Inspire crash costs Warburg Pincus $110M in paper loss







Not unless they sell their Aspire shares. This is a 'paper loss', you do know what a 'paper loss' is, right? The loss is unrealized at this point in time. If WP sells their Aspire shares at a price per share that is still lower than the PPS of their cost basis, at that point in time they would then have a realized loss and possibly less cash to spend other places.
 






paper loss or no, that's a major ass pounding.

You can bet they're not happy. can you imagine what B&L stock would be worth right now, worse than when they bought it, and that's a fact.
 






It may also cause them to think about divesting themselves of health care plays (B&L being one) before the lose as much or more again. Not good for us. They're going to put a gun to Fred's head on this .
 












you don't even know. They put a lot more than 75 Million into inspire.

The initial trade was 75 Million at 5.35 a share as per previous links. That's 14 million shares. They had 22.9 Million shares on the day it crashed. They probably bought more on lows cost averaging down their per share price but you have to figure they have a lot more than 75 million in, even on absolute lows at $3 per share, that's another 25 Million.

You have to figure they were into the stock for at LEAST 100 Million, probably as much as 130 Million.

On Dec 31st the price was 8.4, on Jan 3rd it dropped to 3.4 , assuming that they are not the ones that sold off all of their stock and tanked the price, if they held on, they probably lost 20% of their own money. The bad news is, inspire has 1 more drug in the pipeline proclaria or something for dry eye. I think inspire stock is a black hole now, I was thinking of maybe buying it, but I don't think the company will survive. I think it will be bought out on the low.
Expect warburg to sink that ship real quick to get out what they can. For all we know, that huge drop was them selling off their shares....
 






news report said inspire agreed sell all of its stock accounting for 28% of the shares.
Did some quick math and it looks like that means they were still holding their 23 Million shares.
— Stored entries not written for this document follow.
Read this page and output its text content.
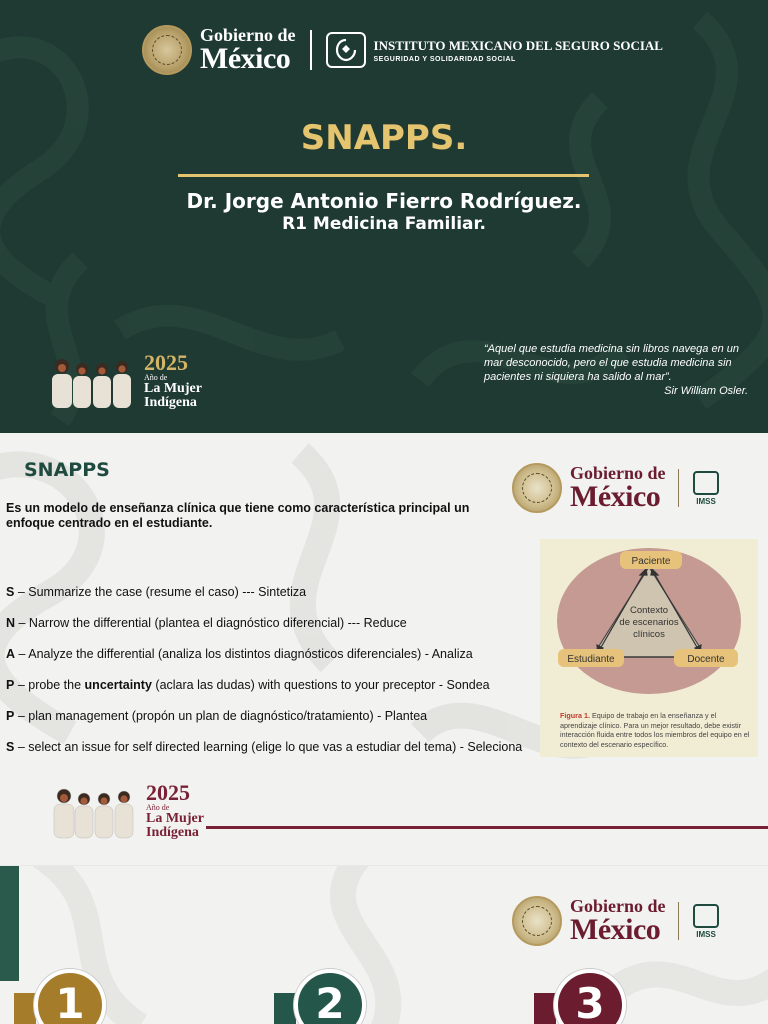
Gobierno de
México	INSTITUTO MEXICANO DEL SEGURO SOCIAL
SEGURIDAD Y SOLIDARIDAD SOCIAL
SNAPPS.
Dr. Jorge Antonio Fierro Rodríguez.
R1 Medicina Familiar.
“Aquel que estudia medicina sin libros navega en un mar desconocido, pero el que estudia medicina sin pacientes ni siquiera ha salido al mar”.
Sir William Osler.
2025
Año de
La Mujer
Indígena
SNAPPS
Es un modelo de enseñanza clínica que tiene como característica principal un enfoque centrado en el estudiante.
S – Summarize the case (resume el caso) --- Sintetiza
N – Narrow the differential (plantea el diagnóstico diferencial) --- Reduce
A – Analyze the differential (analiza los distintos diagnósticos diferenciales) - Analiza
P – probe the uncertainty (aclara las dudas) with questions to your preceptor - Sondea
P – plan management (propón un plan de diagnóstico/tratamiento) - Plantea
S – select an issue for self directed learning (elige lo que vas a estudiar del tema) - Seleciona
Gobierno de
México	IMSS
Paciente
Estudiante	Docente
Contexto
de escenarios
clínicos
Figura 1. Equipo de trabajo en la enseñanza y el aprendizaje clínico. Para un mejor resultado, debe existir interacción fluida entre todos los miembros del equipo en el contexto del escenario específico.
2025
Año de
La Mujer
Indígena
Gobierno de
México	IMSS
1	2	3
That means they didn't sell off share while stock was falling and they will cash out with about 116 million. Based on posts below. I don't think they are even getting out for what they put in. They may have turned a 20 % profit at absolute best base scenario, but those numbers are not good for the amount of time they were tied up with Inspire. May have even taken a 10% loss.

Expect inspire deal to leave a burning sensation in their eye about Ophthalmics.
Would not be surprised if deal for B&L looms on horizon.
 












I'm coming up with a little different math on this Inspire sale to Merck. Somebody check my numbers:

WP paid $75 million ($5.35 share) on July 18, 2007
WP sold $140 million ($5 a share * 28 million shares) on April 5, 2011

Gross Profit: $65 million in 4 years
 






your math is bad.

The initial purchase of 75 Mil was not their only investment. They purchased more along the way infusing the company with more cash.

Inspire stock did not split, therefore they can not sell same amount of stock for less than they bought it and double their money.

I can't find numbers to show what else they bought along the way, but we know how much they bought in the first round and how much they were holding at the end.

They did not do well. They probably escaped with a small profit by buying more stock when it was at lows of 3 and change.